Out of law school Walters worked for a small firm before joining what was at the time Blackwell Sanders. He stayed with that firm as it became Husch Blackwell.
Walters left for Spencer Fane in 2014. The level of autonomy Spencer Fane was offering him was appealing, he said, and he liked the idea of staying in Springfield, where he grew up, went to college, and spent some time as a summer associate at Blackwell Sanders in 1997.
It was there that Walters met with the late Richard Dorr. Dorr later became a federal judge. Like Walters, he had left a small boutique firm to join Blackwell Sanders. Walters’ said that Dorr acted as a model for leadership in establishing the new Spencer Fane offices.
“His methods and the way he approached things with that office and his strong work ethic was very important to me when we were thinking of opening the Springfield office for Spencer Fane,” Walters said.
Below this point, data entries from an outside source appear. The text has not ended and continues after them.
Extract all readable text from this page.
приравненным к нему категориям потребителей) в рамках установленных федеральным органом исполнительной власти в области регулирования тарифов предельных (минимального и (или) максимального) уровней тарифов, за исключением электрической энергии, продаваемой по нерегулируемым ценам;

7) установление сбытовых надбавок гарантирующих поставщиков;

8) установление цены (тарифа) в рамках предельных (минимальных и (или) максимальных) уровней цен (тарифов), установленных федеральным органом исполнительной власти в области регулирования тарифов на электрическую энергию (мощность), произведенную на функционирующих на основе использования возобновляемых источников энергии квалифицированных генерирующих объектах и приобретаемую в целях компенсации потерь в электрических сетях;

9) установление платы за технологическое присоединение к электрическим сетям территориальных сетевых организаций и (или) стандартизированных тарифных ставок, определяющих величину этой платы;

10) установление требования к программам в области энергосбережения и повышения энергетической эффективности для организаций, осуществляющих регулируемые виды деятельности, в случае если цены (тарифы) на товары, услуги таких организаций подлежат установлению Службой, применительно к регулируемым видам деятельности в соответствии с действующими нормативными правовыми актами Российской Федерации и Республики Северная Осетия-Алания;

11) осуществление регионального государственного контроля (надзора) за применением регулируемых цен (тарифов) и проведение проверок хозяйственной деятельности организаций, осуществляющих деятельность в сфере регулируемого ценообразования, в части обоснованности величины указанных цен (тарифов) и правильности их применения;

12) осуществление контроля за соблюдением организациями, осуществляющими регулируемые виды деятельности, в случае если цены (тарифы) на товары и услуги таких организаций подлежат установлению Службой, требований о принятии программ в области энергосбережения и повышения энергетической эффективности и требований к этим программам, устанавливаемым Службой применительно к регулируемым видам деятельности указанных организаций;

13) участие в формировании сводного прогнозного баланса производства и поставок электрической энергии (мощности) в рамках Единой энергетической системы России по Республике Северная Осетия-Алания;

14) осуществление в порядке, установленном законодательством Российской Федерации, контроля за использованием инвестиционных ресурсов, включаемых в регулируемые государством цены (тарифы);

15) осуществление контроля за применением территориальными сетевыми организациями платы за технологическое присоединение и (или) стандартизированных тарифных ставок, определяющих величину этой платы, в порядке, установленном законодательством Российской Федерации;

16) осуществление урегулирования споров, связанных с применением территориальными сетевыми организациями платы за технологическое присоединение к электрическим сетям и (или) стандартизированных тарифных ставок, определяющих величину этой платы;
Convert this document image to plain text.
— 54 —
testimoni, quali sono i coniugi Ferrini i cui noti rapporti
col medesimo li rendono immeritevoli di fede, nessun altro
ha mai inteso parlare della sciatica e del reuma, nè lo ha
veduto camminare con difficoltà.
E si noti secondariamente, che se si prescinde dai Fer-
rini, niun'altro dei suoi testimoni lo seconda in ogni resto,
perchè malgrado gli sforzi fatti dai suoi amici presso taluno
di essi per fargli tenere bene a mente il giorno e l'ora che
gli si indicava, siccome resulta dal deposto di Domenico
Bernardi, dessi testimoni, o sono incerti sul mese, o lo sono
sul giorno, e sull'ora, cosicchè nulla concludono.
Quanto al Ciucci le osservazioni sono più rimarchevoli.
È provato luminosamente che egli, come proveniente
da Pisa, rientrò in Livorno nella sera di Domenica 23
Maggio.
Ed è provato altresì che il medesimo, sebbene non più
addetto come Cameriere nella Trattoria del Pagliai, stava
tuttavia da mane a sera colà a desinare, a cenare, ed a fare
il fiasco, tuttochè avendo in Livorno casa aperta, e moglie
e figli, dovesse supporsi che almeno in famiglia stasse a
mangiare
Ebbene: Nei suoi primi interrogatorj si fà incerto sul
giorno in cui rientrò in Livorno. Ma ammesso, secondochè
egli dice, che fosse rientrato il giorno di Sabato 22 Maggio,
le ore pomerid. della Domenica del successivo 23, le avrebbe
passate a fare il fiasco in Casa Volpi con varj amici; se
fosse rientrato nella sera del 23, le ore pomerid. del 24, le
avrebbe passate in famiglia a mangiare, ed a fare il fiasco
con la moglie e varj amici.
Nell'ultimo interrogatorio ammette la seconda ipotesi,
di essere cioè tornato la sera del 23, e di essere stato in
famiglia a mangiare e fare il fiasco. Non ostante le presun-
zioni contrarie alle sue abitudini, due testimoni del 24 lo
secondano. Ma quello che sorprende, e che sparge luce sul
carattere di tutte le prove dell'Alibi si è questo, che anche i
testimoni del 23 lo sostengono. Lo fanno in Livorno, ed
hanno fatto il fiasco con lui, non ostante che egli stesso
Under his leadership, the Spencer Fane office more than doubled in size during its first year, growing from six attorneys to becoming home to 14 and three paralegals. That was no surprise to Walters.
“We knew that we would be growing, because our practices required additional attorney support,” he said.
Such growth may seem better suited to a larger legal market, but Walters sees no restriction in his office’s location. In fact, most of his work comes not only from outside of his hometown, but outside of the state.
“There’s essentially no boundary limits for us as lawyers at Spencer Fane, and in the Springfield office, to be able to handle projects from coast to coast,” he said.
As the firm has grown in size, they have continued to grow their work within the community. Many members serve on local public service boards, or volunteer their time.
“We’re beneficiaries of our community, and we want to give back,” Walters said.
Whether inside his law offices or in his community, Walters just can’t help but use the word “we.”